5 Reasons Men Work with a Therapist and How to Honor Them

In my work as a counselor specializing in male and trauma counseling, I have noticed the decision making process men follow to engage in therapy tend to be affected by many social, cultural, and religious beliefs. This has led many to think that the reason men engage in therapy and the reason women engage in therapy are very different.

Many of my male clients note that when they were growing up they were taught that men are not supposed to be “emotional.” Many deny ever seeing dad crying or making verbal statements about their feelings; what they remember is being told that a good man is a good provider for their family and a very strong individual.

As a consequence when you experience feeling overwhelmed, sad, stressed, stuck, excessively worried, or grieving the loss of a loved one, you may think that asking for help to address these situations doesn’t honor what you were taught. Even more so, you may feel you may be viewed as weak, or that by addressing your feelings you may come across as being a bad father, son, spouse, etc.

My job as your counselor is to validate where you come from. I honor your decision to address your feelings and the challenging situations your may be experiencing. Therapy makes you a better version of yourself and therefore an amazing role model as a parent, son, spouse, or brother.

Men and woman may experience the same emotional needs that bring them to therapy, but in my professional experience it seems that the difference depends on how that need presents itself and how it is affecting your life. Engaging in counseling requires commitment, courage, and self-care.

Many men engage in therapy for the following reasons:

  • To improve anger management skills with daily matters. The symptoms may be that you are very irritable around your kids or spouse, or to raise your voice without apparent reason. You may say or think, “My blood boils.”
  • To communicate better with others (spouse, children, bosses, parents). The symptom could be that you find it difficult to understand another’s point of view without taking it personally. This may lead to feeling disconnected from others.
  • To cope with excessive feelings of worry. For some men, this translates to thinking about work at all times and feeling unsuccessful. As a consequence, you are likely to disconnect from family and friends.
  • To manage family relationships. You may be thinking, “I am mentally exhausted,” and your commitment to and engagement with those relationships decreases.
  • To resolve feelings of guilt. The symptoms that lead to this feeling is commonly seen in men who identified themselves as the head of the family at an early age and took care of  their parents and younger siblings.
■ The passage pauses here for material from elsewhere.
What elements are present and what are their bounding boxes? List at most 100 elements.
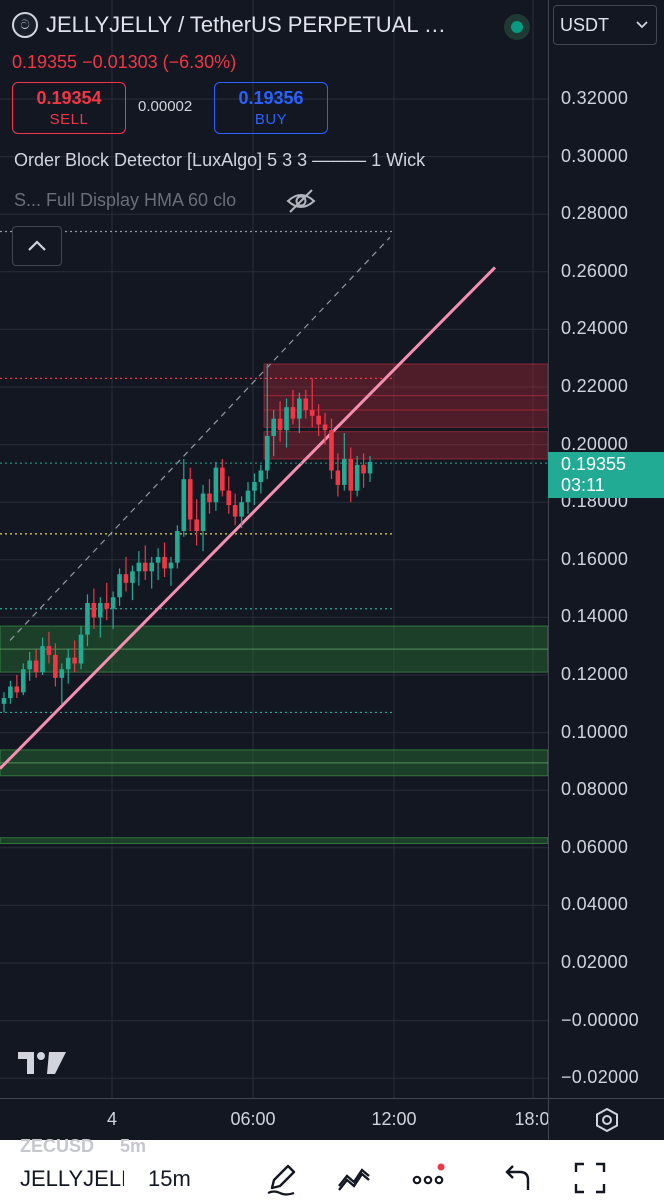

If men are more likely to see a therapist due to feelings of anger, it doesn’t mean that women don’t. In my opinion, it means that the symptoms of irritability and limited skills to cope with frustrations stem back to a fear that by engaging in therapy they won’t honor some social, cultural, or religious beliefs.

I am honored to help you to improve how you manage feelings of anger, communicate better with your spouses and family, improve your parenting skills, and take better care of yourself. I believe the best way to honor the reasons you seek help is to empower you to take pride in asking for help. That is not easy and I am here to help.